Exactly. I think there is something inherently depressing about that, don’t you?
Yes. Big time. The more you document your life the less you are going to live, especially if you go back to relive those moments that clearly won’t be as good as when you experienced them. Because your memory is now of just you documenting it instead of living it.
Yeah, and you have to wonder what the ulterior motive is when people are posting these things. Like a picture of themselves with a rockstar from 1973. What is that?
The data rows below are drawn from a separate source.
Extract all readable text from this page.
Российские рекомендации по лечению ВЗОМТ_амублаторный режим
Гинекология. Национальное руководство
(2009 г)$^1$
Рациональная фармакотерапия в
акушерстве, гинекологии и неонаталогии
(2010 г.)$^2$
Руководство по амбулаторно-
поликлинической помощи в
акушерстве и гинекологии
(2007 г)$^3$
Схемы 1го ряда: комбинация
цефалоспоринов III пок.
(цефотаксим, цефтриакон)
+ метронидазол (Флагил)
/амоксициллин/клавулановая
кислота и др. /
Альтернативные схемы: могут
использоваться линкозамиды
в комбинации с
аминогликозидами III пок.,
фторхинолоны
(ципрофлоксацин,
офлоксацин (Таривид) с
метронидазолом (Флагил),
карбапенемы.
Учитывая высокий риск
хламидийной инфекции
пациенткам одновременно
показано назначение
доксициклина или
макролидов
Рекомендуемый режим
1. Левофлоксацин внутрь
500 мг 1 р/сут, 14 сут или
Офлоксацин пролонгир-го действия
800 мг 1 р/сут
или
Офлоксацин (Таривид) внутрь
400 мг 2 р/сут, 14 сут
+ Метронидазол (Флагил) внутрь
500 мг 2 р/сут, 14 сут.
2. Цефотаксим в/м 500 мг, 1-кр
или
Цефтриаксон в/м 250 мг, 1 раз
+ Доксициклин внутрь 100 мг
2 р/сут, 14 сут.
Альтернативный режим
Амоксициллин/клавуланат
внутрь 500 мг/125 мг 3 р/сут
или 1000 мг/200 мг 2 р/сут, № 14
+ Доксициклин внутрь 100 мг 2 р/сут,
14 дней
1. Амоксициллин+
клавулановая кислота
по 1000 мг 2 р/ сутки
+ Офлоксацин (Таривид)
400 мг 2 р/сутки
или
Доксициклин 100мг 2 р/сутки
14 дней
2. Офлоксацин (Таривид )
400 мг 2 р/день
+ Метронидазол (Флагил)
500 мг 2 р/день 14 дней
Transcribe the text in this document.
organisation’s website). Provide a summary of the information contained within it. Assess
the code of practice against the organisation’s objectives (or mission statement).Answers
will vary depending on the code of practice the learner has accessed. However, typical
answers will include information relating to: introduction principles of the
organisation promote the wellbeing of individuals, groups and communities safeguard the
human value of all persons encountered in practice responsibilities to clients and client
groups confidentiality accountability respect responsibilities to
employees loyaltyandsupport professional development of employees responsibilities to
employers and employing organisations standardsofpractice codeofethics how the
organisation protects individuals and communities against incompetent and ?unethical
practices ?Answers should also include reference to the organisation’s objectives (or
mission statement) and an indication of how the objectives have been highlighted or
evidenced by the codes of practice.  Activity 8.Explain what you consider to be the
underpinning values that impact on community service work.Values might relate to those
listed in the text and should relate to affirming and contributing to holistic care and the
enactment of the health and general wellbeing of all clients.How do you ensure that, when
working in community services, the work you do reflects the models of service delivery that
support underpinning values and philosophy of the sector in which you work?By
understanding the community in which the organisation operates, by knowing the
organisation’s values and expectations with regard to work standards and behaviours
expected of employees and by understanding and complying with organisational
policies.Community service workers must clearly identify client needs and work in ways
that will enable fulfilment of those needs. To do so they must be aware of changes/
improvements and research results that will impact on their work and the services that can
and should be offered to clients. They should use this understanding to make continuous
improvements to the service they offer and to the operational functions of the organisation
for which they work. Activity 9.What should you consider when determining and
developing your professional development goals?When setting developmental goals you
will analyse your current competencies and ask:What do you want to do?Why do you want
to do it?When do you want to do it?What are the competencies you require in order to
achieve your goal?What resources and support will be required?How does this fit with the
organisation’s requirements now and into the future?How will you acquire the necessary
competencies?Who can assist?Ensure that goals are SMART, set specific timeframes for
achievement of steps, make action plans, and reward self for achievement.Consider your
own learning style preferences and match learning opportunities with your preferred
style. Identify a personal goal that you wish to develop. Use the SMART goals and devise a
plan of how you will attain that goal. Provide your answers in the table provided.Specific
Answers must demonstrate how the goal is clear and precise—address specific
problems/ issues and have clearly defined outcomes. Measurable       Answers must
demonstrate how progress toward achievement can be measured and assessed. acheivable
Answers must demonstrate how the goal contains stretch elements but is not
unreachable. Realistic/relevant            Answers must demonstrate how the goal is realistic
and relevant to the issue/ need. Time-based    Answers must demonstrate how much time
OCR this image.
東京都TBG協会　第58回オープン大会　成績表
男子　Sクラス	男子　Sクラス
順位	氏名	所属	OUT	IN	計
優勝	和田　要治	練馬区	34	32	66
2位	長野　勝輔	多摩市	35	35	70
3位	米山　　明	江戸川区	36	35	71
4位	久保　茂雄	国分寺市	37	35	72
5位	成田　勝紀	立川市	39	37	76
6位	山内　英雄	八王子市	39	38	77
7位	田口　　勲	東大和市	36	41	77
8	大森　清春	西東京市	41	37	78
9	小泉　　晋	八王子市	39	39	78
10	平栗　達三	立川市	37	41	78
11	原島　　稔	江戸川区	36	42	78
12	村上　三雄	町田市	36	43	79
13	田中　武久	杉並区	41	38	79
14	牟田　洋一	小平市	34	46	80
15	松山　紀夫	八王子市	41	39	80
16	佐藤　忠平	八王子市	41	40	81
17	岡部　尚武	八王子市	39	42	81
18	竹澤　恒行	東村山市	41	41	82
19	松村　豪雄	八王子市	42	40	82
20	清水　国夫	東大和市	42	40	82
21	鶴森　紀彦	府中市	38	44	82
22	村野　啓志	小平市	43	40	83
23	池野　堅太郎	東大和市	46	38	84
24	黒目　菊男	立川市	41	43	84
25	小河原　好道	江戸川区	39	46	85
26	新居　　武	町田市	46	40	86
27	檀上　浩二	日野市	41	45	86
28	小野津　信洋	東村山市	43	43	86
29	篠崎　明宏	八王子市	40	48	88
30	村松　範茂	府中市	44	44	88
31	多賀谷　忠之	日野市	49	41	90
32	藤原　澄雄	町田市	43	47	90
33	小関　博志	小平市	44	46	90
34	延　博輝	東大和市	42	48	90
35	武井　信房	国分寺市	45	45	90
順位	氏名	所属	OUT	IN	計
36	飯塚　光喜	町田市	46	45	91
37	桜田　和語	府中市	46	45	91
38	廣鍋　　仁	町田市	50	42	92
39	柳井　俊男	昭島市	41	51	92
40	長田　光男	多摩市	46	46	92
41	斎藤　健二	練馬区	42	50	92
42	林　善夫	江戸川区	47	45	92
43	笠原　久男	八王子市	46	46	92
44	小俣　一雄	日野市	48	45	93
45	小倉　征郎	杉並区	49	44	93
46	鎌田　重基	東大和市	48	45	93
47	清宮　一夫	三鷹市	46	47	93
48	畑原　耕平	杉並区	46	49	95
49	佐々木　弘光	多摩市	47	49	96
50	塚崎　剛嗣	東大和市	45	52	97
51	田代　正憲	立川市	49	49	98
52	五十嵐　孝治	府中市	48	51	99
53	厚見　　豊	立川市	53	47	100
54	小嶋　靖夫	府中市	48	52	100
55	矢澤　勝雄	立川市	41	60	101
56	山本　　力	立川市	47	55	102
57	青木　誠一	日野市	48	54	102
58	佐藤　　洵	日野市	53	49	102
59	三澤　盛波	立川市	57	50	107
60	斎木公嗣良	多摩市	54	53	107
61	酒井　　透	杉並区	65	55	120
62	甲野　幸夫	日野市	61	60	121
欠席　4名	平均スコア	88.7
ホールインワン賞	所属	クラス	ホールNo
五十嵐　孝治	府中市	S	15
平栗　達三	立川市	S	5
That I was once great? That I was once totally happening? It’s never enough for people. They just have to keep on proving it. Facebook started making me think that the only real game in America is “My life is better than yours”. That’s the only game in town. Everyone is constantly trying to just say, My life is better than yours.
And no one is winning that game.
I don’t even think George Clooney is winning that game.
I’m guessing he’s at least in the top 10.
Yeah, he’s not quite mathematically eliminated yet, haha.